Another requirement is that there would be funding for
education and job training for frontline communities in transition, investing
in research and development, and investing in community ownership and
resilience.
“Public investment with the returns going back to the
public- it’s not a GND without that.”
(Roberts. VOX.)
A few things are avoided.
One is “paying for it.” Politicians
and activists have different ideas. GND wants
to leave that for later.
Second, GND doesn’t address “clean vs. renewable energy.” Many climate change activists/supporters prefer
a future in which all electricity is provided by renewable energy. But there are others who disagree that that
is realistic or economical in a 10-yr. time frame. They believe that renewables will need to be
supplemented with nuclear power or fossil fuels with carbon capture and sequestration
(CCS). However, there are environmental
groups on the left that push for the GND to explicitly prohibit them. So the writers of the GND left that out, probably
wanting to avoid a fight. They state
that the GND calls for the US to “meet 100 percent of our power demand through
clean, renewable, and zero-emission energy sources.”

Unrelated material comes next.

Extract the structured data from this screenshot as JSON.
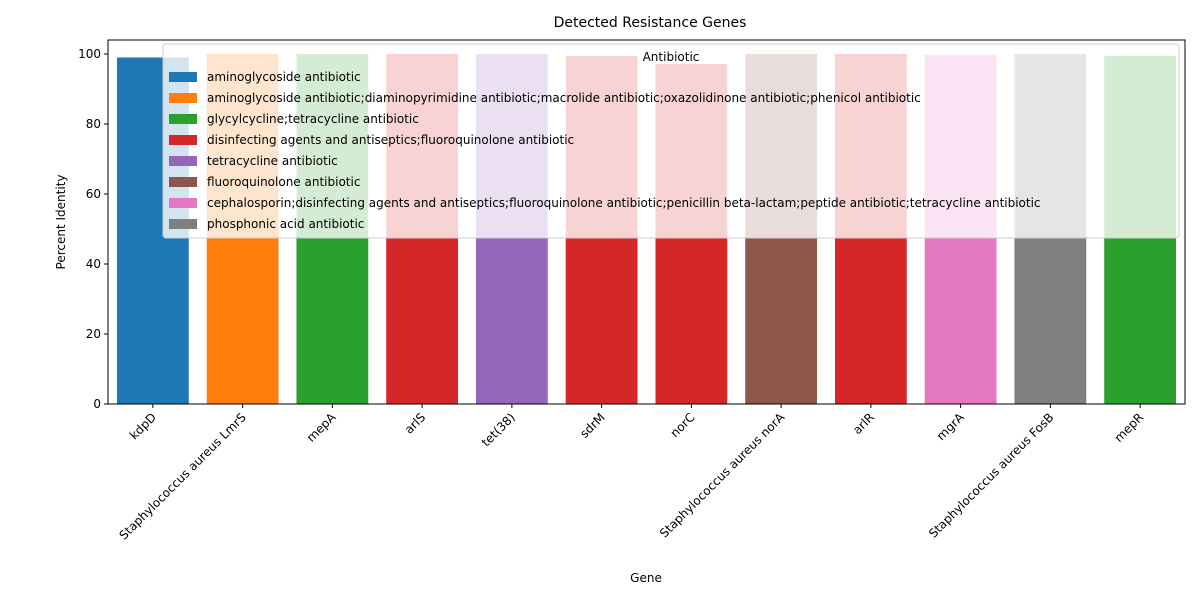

Third, the GND does not take a position on carbon pricing. There are some who think it is not the smartest
political priority, and that “other policy instruments with more proven records
are equally important.” (Roberts, VOX)
Again Roberts takes the position that it was a good decision to not take
a position on this in the GND.
Fourth, the supply-side policy was not mentioned either,
which calls on government to directly restrict the supply and distribution of
fossil fuel- at the mine, well, or import terminal.
Roberts, asserts that the four omissions- postponed fights-
signal a movement that is able to build the broadest possible left coalition.
Last, Roberts presents a few policies that were left out of
the GND, which he thinks should have been addressed.
They are: density and
space and electrification. Only a small paragraph
was devoted to this in the GND. Density
and space addresses the big climate challenge: cars. “It reduces urban air pollution, urban noise,
and the urban heat island effect, while increasing physical activity and social
contact, all of which improves the physical and psychological health of urban
communities.” (Roberts, VOX) It also addresses
the housing crises in growing cities that price a range of different people out
of the “walkable urban cores,” including poor people, students, and longtime
residents.
Second of the policies left out: electrification. Roberts points out that the US vehicle fleet
needs to be electrified as fast as practicably possible. Also, millions of buildings in the US use
natural gas for heat, and need to find a zero-carbon alternative, quickly. This is a big job, and will create a lot of
work. The GND resolution did call for
upgrading of all existing U.S. buildings and build new buildings, to achieve
maximal energy efficiency, water efficiency, safety, affordability, comfort,
and durability. It does note “electrification” specifically as well.
Roberts says that he thinks that “most of the resolution
consists of goals and policies that anyone who takes climate change seriously
will find necessary.” (Roberts; VOX)
There are several specific things which are very strong,
including guaranteeing family-sustaining wage, strengthening and protecting
rights of workers, enacting and enforcing trade rules which stop transfer of
jobs overseas, eradication of monopolies, and affordable healthcare for all. That is a summary of what Roberts listed.
Like stated before, this resolution is not legislation. It is serious, however, and it is
important. It rallies the progressive
movement. Two years are what the
resolution asks for, for time to bring legislation. There will be a lot of bargaining ahead,
Roberts says. Also, progressive movement
has brought to the mainstream US politics a program “to address climate change
that is wildly more ambitious than anything the Democratic Party was talking
about even two years ago.”
I think it is appropriate to end with a quote. Ocasio-Cortez said at a press conference February
7, “We are going to transition this country into the future and we are not
going to be dragged behind by our past.” (Roberts, VOX)
Source: Roberts,
David. “here’s now an official Green New Deal.
Here’s what’s in it: A close look
at the fights it picks and the fights it avoids.” VOX.